El tercer elemento es el producto de lo investigado. Es decir que, a qué se refieren los porcentajes que son presentados. Como veíamos recién: ¿a lo de hoy o a lo de abril? Pero además, ¿a todo el electorado, al electorado que tiene propensión a ir a votar, se excluye a una parte o no? Los porcentajes son algo relativo, no absoluto: es el tanto por ciento de un ciento determinado. Un porcentaje no implica cantidad de personas: cuando uno dice "el 100% de los habitantes del país", se refiere a más de tres millones. Cuando dice "el 100% de los mayores de 18 años", son 2 millones 300.000. Entonces, estamos presentando encuestas complejas, como las de intención de voto. ¿A qué me refiero con "complejas"? Primero, se está diciendo: el Partido Tal tiene el 36%, este otro el 24%, este otro el 24%, y nos estamos refiriendo al electorado. Luego decimos que, dentro de ese partido, "Fulano tiene el 35%, Mengano el 30%". Entonces, es el 30 o el 35% dentro de un partido que, a su vez, tiene el 24%. Si queremos tener un elemento de comparación, hay que traducirlo a votos, a cantidad de personas. En primer lugar, cuánto es el 24% del total del universo. Antes, cuál es el universo: en la hipótesis de las elecciones, hoy son 2 millones 300.000 personas. Para manejar cifras redondas, si un partido tiene la cuarta parte, está algo por debajo de los 600.000 votos; y si dentro de ese partido alguien tiene el apoyo de la tercera parte va a estar en menos de 200.000 votos. Cuidado, entonces, en creer que ese 33% puede ser menor que el 50% de otra encuesta que, en lugar de representar a los 2 millones 300.000 de todo el país representa al 80% del país, que es 1 millón 500.000, y si además está excluyendo a una buena parte de la gente que dice que no es seguro que vaya a votar.

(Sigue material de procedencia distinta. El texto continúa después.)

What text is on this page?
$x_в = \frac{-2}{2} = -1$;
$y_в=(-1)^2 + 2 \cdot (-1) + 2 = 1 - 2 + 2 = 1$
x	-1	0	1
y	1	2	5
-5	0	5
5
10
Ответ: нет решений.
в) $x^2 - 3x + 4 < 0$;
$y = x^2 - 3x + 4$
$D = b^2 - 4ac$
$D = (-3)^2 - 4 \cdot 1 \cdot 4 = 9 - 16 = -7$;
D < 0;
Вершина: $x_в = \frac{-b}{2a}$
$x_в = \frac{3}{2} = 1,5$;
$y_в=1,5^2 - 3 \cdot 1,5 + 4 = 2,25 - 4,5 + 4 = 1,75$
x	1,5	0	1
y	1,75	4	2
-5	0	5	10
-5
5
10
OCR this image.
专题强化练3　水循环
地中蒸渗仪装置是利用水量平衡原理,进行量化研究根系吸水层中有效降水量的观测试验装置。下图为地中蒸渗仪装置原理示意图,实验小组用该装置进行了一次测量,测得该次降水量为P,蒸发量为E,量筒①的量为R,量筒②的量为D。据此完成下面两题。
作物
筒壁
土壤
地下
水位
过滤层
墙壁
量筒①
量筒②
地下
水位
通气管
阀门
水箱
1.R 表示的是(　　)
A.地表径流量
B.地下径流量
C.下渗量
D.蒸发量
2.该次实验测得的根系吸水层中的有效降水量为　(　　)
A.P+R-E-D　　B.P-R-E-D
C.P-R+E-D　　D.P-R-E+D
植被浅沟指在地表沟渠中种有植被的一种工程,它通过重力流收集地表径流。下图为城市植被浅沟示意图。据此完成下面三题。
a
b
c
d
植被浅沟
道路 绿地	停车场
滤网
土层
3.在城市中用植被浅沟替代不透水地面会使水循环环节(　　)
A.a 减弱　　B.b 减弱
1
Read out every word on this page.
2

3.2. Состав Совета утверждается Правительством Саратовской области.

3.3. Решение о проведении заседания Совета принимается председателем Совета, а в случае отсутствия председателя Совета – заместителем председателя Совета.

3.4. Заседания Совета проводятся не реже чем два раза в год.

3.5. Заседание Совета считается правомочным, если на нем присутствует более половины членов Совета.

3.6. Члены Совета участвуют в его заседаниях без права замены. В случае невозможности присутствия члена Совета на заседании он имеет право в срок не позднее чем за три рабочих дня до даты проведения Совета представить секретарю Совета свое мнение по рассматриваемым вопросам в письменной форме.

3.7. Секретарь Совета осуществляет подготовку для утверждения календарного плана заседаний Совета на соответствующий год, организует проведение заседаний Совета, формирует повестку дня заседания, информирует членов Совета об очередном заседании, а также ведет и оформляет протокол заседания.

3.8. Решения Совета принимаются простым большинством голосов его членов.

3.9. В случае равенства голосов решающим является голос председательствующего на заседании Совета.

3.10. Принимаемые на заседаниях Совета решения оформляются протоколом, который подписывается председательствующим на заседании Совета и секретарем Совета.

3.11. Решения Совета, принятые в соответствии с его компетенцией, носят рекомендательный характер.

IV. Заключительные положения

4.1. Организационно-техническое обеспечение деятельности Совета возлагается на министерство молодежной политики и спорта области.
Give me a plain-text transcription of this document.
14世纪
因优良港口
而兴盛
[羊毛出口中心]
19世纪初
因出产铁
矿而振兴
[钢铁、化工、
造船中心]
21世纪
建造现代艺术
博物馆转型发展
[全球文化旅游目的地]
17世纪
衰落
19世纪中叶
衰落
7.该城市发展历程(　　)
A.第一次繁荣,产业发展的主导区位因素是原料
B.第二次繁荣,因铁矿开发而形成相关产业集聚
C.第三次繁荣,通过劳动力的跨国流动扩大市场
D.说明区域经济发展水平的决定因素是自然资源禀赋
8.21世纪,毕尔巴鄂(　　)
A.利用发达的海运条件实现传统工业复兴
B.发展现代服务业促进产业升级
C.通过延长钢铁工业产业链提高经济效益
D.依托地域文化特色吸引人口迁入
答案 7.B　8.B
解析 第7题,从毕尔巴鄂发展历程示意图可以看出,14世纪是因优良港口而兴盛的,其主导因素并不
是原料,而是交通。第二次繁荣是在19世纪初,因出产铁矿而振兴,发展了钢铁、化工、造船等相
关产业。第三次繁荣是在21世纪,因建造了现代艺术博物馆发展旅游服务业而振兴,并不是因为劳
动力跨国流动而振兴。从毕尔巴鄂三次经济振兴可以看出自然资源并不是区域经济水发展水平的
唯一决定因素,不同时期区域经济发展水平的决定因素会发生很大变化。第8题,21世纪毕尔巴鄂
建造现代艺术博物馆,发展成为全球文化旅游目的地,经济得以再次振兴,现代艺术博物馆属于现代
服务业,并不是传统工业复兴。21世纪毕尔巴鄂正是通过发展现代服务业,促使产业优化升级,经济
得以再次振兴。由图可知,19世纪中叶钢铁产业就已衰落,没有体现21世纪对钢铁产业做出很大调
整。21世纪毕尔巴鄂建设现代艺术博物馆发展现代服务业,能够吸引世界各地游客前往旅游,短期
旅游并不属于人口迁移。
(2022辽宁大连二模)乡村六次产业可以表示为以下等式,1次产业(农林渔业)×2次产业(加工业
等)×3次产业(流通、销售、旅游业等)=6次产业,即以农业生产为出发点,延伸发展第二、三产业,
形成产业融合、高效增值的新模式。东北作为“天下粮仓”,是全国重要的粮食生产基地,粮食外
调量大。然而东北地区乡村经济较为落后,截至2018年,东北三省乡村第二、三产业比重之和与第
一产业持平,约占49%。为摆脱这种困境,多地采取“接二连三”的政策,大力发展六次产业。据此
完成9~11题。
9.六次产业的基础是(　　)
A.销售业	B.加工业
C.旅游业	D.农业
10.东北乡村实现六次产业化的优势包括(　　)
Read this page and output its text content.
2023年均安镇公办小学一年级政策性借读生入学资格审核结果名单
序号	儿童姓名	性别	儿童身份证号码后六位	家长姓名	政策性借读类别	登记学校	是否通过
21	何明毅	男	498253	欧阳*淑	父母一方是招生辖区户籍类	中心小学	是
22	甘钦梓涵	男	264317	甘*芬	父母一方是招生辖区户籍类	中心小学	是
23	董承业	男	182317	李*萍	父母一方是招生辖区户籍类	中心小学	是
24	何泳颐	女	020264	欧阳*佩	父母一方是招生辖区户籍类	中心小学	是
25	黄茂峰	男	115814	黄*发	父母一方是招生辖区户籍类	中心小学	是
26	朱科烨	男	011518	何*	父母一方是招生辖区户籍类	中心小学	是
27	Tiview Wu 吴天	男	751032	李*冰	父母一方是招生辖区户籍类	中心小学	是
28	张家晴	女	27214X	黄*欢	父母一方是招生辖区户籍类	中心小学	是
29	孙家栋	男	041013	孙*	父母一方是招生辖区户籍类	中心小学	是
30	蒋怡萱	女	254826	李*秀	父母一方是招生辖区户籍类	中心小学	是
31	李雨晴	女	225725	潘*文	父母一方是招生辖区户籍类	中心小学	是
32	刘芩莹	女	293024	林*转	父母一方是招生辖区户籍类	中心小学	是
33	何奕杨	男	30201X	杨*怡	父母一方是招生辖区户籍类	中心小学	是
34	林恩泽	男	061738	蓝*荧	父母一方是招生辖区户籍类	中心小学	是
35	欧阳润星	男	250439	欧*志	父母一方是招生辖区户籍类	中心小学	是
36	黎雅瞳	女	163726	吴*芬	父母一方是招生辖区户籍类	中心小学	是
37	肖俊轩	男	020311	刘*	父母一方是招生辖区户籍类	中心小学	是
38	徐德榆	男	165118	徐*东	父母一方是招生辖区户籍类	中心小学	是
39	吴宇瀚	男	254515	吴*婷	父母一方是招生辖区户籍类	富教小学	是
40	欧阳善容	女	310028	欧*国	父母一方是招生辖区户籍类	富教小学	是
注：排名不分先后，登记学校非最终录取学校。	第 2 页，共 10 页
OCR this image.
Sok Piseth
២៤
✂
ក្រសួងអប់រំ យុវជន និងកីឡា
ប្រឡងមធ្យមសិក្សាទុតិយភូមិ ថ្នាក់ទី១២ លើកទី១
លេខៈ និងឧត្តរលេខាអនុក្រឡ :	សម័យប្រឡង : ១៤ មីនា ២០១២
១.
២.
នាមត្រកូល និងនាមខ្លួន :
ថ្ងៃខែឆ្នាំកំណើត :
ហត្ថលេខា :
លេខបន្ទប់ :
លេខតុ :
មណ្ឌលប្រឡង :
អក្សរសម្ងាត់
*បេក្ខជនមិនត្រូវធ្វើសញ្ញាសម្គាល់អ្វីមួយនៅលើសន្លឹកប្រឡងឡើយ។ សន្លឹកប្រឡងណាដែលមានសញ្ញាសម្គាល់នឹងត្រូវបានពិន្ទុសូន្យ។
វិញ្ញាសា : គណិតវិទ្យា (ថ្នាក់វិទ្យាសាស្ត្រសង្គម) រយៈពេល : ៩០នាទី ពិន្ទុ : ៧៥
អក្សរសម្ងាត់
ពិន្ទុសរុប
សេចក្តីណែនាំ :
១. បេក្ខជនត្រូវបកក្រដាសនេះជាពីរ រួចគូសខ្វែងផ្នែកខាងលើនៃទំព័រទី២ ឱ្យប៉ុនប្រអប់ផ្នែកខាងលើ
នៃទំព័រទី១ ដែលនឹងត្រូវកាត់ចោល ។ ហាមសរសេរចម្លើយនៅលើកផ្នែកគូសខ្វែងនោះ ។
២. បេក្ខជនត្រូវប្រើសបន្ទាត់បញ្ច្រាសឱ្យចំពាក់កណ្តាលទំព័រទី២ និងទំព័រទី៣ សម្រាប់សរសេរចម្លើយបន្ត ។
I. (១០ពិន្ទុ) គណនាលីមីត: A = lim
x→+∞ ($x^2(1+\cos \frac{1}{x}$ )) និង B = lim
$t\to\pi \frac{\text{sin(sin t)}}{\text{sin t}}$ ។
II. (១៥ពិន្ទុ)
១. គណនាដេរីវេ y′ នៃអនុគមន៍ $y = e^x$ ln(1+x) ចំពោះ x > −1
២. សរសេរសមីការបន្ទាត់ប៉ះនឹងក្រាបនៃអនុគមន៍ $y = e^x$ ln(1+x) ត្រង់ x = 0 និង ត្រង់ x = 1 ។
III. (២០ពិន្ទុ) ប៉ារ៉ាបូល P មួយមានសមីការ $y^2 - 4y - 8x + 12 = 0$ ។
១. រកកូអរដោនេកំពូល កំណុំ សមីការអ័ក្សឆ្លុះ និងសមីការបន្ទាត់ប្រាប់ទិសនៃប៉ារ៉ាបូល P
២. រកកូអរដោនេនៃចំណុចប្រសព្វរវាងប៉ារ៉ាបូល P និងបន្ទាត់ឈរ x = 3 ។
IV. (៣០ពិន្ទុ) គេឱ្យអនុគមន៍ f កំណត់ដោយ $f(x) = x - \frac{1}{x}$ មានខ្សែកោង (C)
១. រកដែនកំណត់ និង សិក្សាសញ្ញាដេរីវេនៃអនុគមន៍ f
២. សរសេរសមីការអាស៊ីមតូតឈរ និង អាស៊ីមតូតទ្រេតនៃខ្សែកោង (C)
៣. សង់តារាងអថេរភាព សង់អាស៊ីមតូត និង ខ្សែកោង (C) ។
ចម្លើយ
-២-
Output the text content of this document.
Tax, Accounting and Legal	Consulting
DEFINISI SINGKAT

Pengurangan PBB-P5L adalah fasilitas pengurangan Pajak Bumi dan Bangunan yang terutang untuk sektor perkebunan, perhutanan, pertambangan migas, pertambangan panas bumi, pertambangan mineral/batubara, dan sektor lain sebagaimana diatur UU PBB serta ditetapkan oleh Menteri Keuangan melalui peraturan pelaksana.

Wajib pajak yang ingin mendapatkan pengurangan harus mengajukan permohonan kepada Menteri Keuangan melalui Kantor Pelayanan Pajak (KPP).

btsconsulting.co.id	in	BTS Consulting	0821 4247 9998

De modo que, para saber qué quiere decir un porcentaje determinado hay que traducirlo a algo equivalente, a algo que no sea relativo: en este caso, traducirlo a personas. Muchas veces, para explicar esto, recurrimos a la moneda: si a uno le dicen que un apartamento vale cien mil dólares otra persona dice que otro apartamento valeun millón de pesos, la única forma de compararlos es traducirlo a algo que sea igual, en este caso a cuánto se cotiza la moneda: si un dólar vale diez pesos, los apartamentos del ejemplo cuestan igual; si el dólar vale once pesos, el apartamento de cien mil dólares cuesta un millón cien mil pesos, y por lo tanto es más caro. Aquí es lo mismo: cuando se habla de porcentajes habría que hacer todas las cuentas y presentarlas de manera que se estableciera a qué universo se refiere y que los porcentajes dentro de ese universo se tradujeran a votos. Hemos encontrado encuestas que en total representan a 800.000 personas, mientras otras representan a 2 millones, y por lo tanto la asignación de votos a uno u otro candidato puede ser incluso de dos a uno, porque unas mediciones son mucho más extensas que otras.

EC - De ahí que el público debería acostumbrarse a buscar la ficha técnica de las encuestas.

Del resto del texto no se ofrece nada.